Она не вместилась в университет.
Так малы берега во время разлива многоводной реки.
Река ищет выхода, рвет, мечет, разливается и затопляет луга.
Лиц нельзя было разобрать, нельзя было разобрать и лица оратора.
Он стоял на штабеле дров, и голос его гремел сверху, как из-за темных туч.
– Это говорит вам рабочий! Товарищи!
«Опять рабочий, – подумал Иван, – положительно интеллигенции теперь нечего делать. Пора, кажется, ей на покой. Она вспахала землю, заложила семя, полила ее кровью и слезами, удобрила горами трупов и костей. Семя дало всходы…»

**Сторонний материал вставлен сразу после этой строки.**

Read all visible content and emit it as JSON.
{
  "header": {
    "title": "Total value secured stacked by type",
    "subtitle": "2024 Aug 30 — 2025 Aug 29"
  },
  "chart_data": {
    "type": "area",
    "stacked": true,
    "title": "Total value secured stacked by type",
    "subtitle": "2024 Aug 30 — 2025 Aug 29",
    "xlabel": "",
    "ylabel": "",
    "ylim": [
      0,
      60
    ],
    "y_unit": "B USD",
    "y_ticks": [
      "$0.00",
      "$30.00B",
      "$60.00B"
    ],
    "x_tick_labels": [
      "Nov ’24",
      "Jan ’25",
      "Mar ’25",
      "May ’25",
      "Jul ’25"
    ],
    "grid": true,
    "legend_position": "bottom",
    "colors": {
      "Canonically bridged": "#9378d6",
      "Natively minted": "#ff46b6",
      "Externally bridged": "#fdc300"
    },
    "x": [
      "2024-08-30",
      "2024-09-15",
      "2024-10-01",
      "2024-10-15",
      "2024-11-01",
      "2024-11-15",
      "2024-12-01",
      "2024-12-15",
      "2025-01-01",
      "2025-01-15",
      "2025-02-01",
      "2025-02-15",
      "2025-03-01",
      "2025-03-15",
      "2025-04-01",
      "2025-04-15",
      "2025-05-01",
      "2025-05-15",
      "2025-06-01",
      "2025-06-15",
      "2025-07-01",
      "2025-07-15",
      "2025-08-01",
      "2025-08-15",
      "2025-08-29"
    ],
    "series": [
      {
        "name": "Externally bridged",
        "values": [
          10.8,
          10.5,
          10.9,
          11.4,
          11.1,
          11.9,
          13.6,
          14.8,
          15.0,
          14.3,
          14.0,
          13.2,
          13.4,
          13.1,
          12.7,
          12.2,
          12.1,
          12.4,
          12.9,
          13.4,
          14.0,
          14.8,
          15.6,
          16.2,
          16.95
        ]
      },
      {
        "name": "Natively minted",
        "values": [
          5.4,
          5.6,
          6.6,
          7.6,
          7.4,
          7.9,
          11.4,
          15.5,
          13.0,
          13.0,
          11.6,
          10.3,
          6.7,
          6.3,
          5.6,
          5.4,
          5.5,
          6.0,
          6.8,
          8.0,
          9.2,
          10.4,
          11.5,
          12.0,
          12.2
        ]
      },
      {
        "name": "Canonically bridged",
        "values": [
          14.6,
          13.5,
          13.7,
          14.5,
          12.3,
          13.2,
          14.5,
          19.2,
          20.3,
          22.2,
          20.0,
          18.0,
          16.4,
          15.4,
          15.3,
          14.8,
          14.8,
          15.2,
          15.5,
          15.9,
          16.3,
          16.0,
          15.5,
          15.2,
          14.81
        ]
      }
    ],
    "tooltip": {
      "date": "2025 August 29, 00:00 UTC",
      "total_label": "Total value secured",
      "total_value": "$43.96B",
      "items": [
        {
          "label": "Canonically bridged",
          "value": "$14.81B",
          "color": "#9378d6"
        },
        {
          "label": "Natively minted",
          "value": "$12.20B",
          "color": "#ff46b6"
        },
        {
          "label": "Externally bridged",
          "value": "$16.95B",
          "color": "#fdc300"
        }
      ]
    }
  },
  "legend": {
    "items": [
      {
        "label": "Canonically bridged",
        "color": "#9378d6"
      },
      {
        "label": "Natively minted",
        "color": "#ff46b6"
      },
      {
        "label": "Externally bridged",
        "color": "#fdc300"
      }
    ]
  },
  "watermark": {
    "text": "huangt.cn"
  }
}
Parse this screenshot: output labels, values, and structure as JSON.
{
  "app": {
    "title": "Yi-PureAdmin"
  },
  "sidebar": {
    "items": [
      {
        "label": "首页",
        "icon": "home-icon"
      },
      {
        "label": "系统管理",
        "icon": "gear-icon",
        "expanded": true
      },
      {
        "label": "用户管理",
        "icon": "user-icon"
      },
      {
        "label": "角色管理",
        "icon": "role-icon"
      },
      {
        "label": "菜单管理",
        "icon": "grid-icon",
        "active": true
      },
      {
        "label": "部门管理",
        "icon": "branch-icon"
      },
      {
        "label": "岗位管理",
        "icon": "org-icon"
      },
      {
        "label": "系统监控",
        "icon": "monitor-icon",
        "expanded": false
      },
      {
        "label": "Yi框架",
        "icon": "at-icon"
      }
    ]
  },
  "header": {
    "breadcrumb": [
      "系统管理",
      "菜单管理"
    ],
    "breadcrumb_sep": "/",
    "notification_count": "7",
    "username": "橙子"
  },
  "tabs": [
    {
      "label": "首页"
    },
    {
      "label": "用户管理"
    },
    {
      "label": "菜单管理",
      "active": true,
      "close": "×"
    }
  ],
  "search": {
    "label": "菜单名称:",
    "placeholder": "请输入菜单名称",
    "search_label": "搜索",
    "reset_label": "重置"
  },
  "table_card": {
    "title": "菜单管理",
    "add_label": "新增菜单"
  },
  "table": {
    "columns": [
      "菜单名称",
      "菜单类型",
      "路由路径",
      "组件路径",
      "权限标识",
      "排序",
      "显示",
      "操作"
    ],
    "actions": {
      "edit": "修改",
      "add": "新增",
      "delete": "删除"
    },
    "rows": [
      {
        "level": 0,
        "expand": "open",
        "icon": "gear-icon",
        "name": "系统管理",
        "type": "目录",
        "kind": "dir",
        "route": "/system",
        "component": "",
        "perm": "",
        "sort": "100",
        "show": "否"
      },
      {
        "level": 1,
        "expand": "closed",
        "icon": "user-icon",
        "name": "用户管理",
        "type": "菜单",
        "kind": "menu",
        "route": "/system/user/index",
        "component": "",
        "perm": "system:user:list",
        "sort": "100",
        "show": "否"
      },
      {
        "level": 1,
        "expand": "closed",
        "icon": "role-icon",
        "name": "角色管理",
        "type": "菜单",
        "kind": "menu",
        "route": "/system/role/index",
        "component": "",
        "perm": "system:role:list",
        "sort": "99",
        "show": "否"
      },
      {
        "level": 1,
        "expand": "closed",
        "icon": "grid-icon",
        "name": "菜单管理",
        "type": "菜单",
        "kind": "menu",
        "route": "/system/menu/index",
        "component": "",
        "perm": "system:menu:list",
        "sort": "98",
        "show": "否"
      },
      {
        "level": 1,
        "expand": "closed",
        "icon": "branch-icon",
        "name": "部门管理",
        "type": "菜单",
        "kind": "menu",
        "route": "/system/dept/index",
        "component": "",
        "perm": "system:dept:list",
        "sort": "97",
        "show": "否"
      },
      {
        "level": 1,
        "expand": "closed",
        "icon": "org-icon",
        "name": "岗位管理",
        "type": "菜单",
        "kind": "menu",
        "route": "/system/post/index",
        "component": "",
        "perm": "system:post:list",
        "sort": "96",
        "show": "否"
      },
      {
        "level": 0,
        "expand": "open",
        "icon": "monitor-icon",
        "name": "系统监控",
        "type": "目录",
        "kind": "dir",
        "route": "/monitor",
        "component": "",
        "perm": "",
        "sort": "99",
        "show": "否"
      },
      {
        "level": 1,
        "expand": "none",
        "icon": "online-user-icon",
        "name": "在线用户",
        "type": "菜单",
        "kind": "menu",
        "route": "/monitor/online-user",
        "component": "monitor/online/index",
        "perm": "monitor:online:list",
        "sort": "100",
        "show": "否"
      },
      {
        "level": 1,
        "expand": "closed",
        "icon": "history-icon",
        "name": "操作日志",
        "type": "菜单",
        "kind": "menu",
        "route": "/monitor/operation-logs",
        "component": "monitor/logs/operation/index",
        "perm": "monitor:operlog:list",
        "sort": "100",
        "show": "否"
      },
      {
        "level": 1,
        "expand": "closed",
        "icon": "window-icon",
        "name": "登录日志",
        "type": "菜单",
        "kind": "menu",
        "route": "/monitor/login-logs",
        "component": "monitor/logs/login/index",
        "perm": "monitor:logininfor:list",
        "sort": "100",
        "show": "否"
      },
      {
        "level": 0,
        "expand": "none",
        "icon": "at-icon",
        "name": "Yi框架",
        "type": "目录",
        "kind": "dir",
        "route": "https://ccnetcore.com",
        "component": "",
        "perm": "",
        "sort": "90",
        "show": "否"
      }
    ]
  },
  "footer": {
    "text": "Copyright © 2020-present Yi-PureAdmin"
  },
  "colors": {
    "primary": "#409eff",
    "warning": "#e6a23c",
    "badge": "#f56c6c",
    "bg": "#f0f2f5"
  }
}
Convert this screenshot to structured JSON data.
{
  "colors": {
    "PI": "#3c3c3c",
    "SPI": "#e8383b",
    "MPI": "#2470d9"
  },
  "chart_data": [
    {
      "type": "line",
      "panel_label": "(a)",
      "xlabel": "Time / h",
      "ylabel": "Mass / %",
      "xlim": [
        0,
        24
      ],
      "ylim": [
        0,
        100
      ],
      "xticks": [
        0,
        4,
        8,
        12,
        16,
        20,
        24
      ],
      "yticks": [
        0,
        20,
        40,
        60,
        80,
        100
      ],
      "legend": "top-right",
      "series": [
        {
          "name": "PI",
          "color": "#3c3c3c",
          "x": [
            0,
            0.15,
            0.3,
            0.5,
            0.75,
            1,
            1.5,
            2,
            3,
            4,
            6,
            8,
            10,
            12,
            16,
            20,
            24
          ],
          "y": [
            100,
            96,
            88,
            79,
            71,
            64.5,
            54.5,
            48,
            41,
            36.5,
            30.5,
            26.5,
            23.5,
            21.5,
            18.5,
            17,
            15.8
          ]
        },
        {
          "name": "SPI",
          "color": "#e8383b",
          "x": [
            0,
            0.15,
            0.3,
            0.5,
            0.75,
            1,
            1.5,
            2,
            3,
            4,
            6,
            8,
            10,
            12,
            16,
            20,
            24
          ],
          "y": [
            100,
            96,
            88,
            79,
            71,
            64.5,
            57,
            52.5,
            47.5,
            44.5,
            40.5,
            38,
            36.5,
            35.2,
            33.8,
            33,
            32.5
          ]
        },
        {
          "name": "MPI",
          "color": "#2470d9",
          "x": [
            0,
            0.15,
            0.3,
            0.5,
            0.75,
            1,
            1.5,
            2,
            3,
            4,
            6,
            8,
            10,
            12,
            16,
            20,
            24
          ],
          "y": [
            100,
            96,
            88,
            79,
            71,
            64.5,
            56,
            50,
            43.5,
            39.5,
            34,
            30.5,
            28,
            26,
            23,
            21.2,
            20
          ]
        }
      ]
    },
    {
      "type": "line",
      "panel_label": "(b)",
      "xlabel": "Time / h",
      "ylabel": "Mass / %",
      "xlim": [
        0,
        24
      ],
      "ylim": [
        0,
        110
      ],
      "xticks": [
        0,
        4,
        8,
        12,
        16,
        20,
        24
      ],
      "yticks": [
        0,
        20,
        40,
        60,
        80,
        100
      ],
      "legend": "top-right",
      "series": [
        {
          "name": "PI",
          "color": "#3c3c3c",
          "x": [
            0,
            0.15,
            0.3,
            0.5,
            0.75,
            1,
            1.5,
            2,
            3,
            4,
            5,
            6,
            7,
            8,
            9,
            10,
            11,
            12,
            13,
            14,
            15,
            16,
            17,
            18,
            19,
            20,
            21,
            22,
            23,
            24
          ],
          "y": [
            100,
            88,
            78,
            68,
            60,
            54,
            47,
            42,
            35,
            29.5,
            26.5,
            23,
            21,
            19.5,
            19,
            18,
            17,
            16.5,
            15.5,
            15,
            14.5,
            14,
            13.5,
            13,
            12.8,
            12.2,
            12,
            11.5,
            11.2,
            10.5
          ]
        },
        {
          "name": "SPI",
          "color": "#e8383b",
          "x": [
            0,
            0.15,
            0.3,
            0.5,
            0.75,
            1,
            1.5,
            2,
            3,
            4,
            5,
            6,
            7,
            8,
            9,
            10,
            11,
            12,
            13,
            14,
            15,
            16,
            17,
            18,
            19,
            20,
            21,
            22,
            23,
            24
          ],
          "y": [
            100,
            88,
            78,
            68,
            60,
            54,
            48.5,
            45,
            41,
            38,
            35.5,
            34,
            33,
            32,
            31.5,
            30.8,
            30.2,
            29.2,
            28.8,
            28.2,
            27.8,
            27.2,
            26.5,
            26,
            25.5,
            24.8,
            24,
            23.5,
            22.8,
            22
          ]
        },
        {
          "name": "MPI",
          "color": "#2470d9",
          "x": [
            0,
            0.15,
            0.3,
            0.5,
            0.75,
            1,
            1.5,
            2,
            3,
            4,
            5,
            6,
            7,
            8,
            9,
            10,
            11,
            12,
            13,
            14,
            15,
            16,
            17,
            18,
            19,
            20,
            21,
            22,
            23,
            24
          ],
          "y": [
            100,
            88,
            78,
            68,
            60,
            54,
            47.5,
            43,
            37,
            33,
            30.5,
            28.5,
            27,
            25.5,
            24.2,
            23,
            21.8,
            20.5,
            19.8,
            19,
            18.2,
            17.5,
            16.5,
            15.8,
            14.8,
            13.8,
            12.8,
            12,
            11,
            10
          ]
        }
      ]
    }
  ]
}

Открытие это радовало его и огорчало.
В нем теперь не нуждались.
Когда-то он был на собраниях первым, а сейчас тридцать третьим.
«Фу, как это мелко! Так и должно быть! Пролетариат вырос!»
Прослушав оратора, он возвратился к железнодорожникам.
В зале было теснее прежнего. Люди задыхались, обливались потом.
Какой-то оратор теперь критиковал ответ министра путей сообщения депутатам.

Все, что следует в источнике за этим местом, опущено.